El gobierno británico nacionaliza su red ferroviaria después de su privatización, treinta años antes, por decisión de la premier Thatcher. El dato se ha visto en pocos medios y, por supuesto, no ha abierto ningún informativo en hora punta. Las privatizaciones de sectores públicos fueron un instrumento que se utilizó por parte de diferentes gobiernos en Europa, a raíz de las crisis de 1974 y 1979 y, sobre todo, a partir del cambio en el paradigma económico, con el triunfo del neoliberalismo. Gobiernos de perfil socialdemócrata también se vieron imbuidos por el nuevo catecismo, que preconizaba romper con todo lo que oliera a economía keynesiana, considerada como fracasada. Las orientaciones de Frederick Hayek y Milton Friedman eran el frontispicio a cualquier medida económica que pudiera tomarse: recortes de inversión pública, desmantelamiento de los servicios públicos y venta de activos públicos como empresas que estaban resultando rentables.

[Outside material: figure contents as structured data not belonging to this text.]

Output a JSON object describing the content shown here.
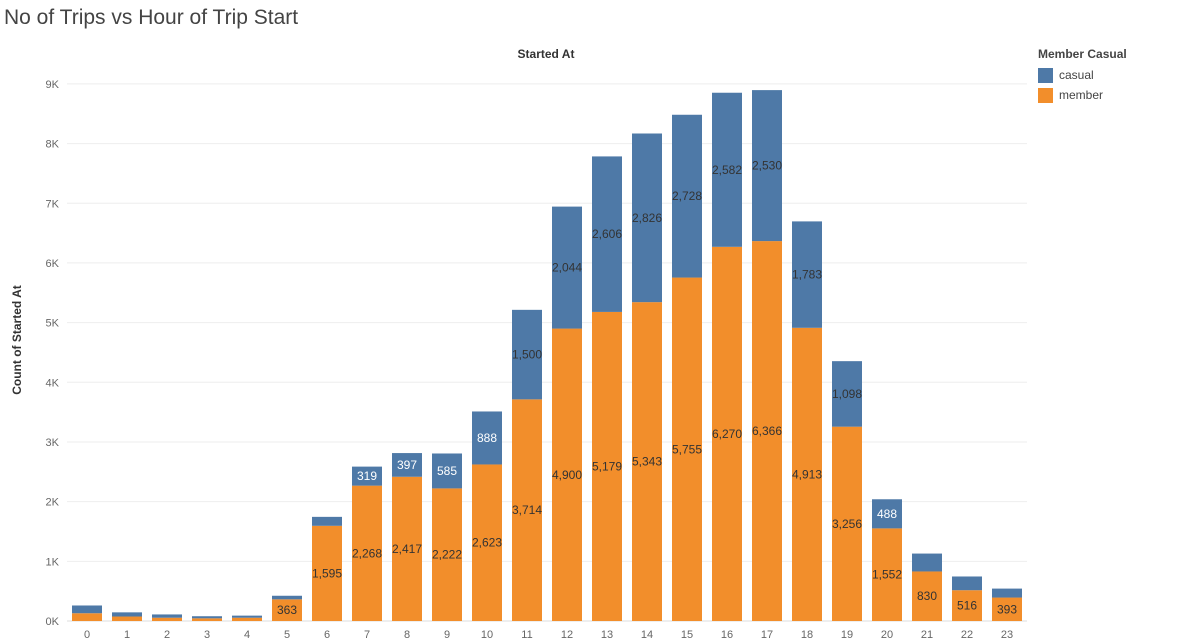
{
  "chart_data": {
    "type": "bar",
    "stacked": true,
    "title": "No of Trips vs Hour of Trip Start",
    "column_header": "Started At",
    "xlabel": "",
    "ylabel": "Count of Started At",
    "categories": [
      "0",
      "1",
      "2",
      "3",
      "4",
      "5",
      "6",
      "7",
      "8",
      "9",
      "10",
      "11",
      "12",
      "13",
      "14",
      "15",
      "16",
      "17",
      "18",
      "19",
      "20",
      "21",
      "22",
      "23"
    ],
    "series": [
      {
        "name": "member",
        "color": "#F28E2B",
        "values": [
          130,
          75,
          55,
          45,
          55,
          363,
          1595,
          2268,
          2417,
          2222,
          2623,
          3714,
          4900,
          5179,
          5343,
          5755,
          6270,
          6366,
          4913,
          3256,
          1552,
          830,
          516,
          393
        ]
      },
      {
        "name": "casual",
        "color": "#4E79A7",
        "values": [
          130,
          70,
          55,
          35,
          35,
          60,
          150,
          319,
          397,
          585,
          888,
          1500,
          2044,
          2606,
          2826,
          2728,
          2582,
          2530,
          1783,
          1098,
          488,
          300,
          230,
          150
        ]
      }
    ],
    "data_labels": {
      "member": [
        "",
        "",
        "",
        "",
        "",
        "363",
        "1,595",
        "2,268",
        "2,417",
        "2,222",
        "2,623",
        "3,714",
        "4,900",
        "5,179",
        "5,343",
        "5,755",
        "6,270",
        "6,366",
        "4,913",
        "3,256",
        "1,552",
        "830",
        "516",
        "393"
      ],
      "casual": [
        "",
        "",
        "",
        "",
        "",
        "",
        "",
        "319",
        "397",
        "585",
        "888",
        "1,500",
        "2,044",
        "2,606",
        "2,826",
        "2,728",
        "2,582",
        "2,530",
        "1,783",
        "1,098",
        "488",
        "",
        "",
        ""
      ]
    },
    "y_ticks": [
      0,
      1000,
      2000,
      3000,
      4000,
      5000,
      6000,
      7000,
      8000,
      9000
    ],
    "y_tick_labels": [
      "0K",
      "1K",
      "2K",
      "3K",
      "4K",
      "5K",
      "6K",
      "7K",
      "8K",
      "9K"
    ],
    "ylim": [
      0,
      9300
    ],
    "grid": true,
    "legend": {
      "title": "Member Casual",
      "position": "top-right",
      "items": [
        {
          "name": "casual",
          "color": "#4E79A7"
        },
        {
          "name": "member",
          "color": "#F28E2B"
        }
      ]
    }
  }
}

Al pasar al mercado, muchas de esas empresas actuaron con criterios escorados hacia la cuenta de resultados en un solo vector: los beneficios extraordinarios de sus accionistas y propietarios. Pero a costa de la mejora del servicio que se estaba proporcionando. Esto es lo que ha sucedido, justamente, con la red ferroviaria del Reino Unido: la privatización ha supuesto demoras en los horarios, servicios peores, ajustes severos en las plantillas y un incremento del descontento de los usuarios. Todo, además, rubricado con pérdidas.

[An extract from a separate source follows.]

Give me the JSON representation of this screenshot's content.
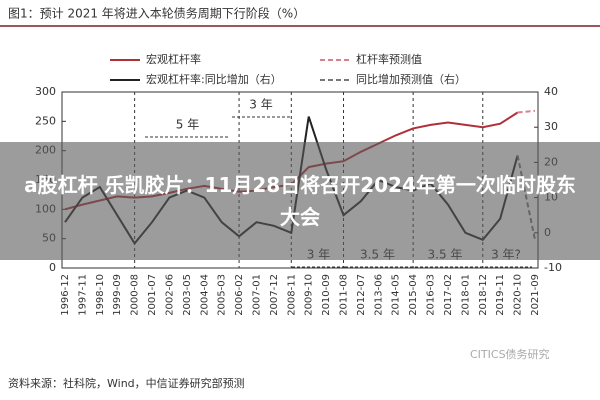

Estos hechos matizan de manera contundente la tesis, muy enraizada, de que todo lo público funciona mal, de forma ineficiente, mientras solo lo privado tiene el marchamo de la eficacia gestora, del mejor resultado. Indudablemente, se pueden argüir ejemplos en los dos sentidos y en direcciones opuestas. Pero lo que no es ya adscribible es la afirmación vehemente de que la privatización de servicios públicos va a solventar cuellos de botella en su prestación y va a mejorar su calidad. Los casos en sentido contrario son apabullantes, lo que conduce a una realidad que se ha generado, desde la década de 1940, en diferentes sectores productivos: la función básica del Estado emprendedor, un concepto acuñado por la profesora Mariana Mazzucato y que tiene un alud de ejemplos imbatibles. Desde la creación de Internet, hasta los medicamentos, los avances en inteligencia artificial o los desarrollos de la microelectrónica, los Estados emprendedores han resultado claves para un mejor desempeño de las economías. Lo que contradice las premisas ultraliberales, que resurgen con intensidad en los momentos actuales, de que los Estados son el problema y los mercados son la solución. La ola ultraconservadora en lo político y cercana al anarcocapitalismo en lo económico en muchos países –veremos qué sucede en Estados Unidos– no se traduce en procesos tranquilizadores para la propia vigencia del sistema económico. Ni parar la sociedad. Por ello, muchos multimillonarios –como Warren Buffet– indican que los ricos –es decir: ellos– deben pagar más impuestos y atender a los desafíos como el cambio climático. No por filantropía: por salvar el sistema.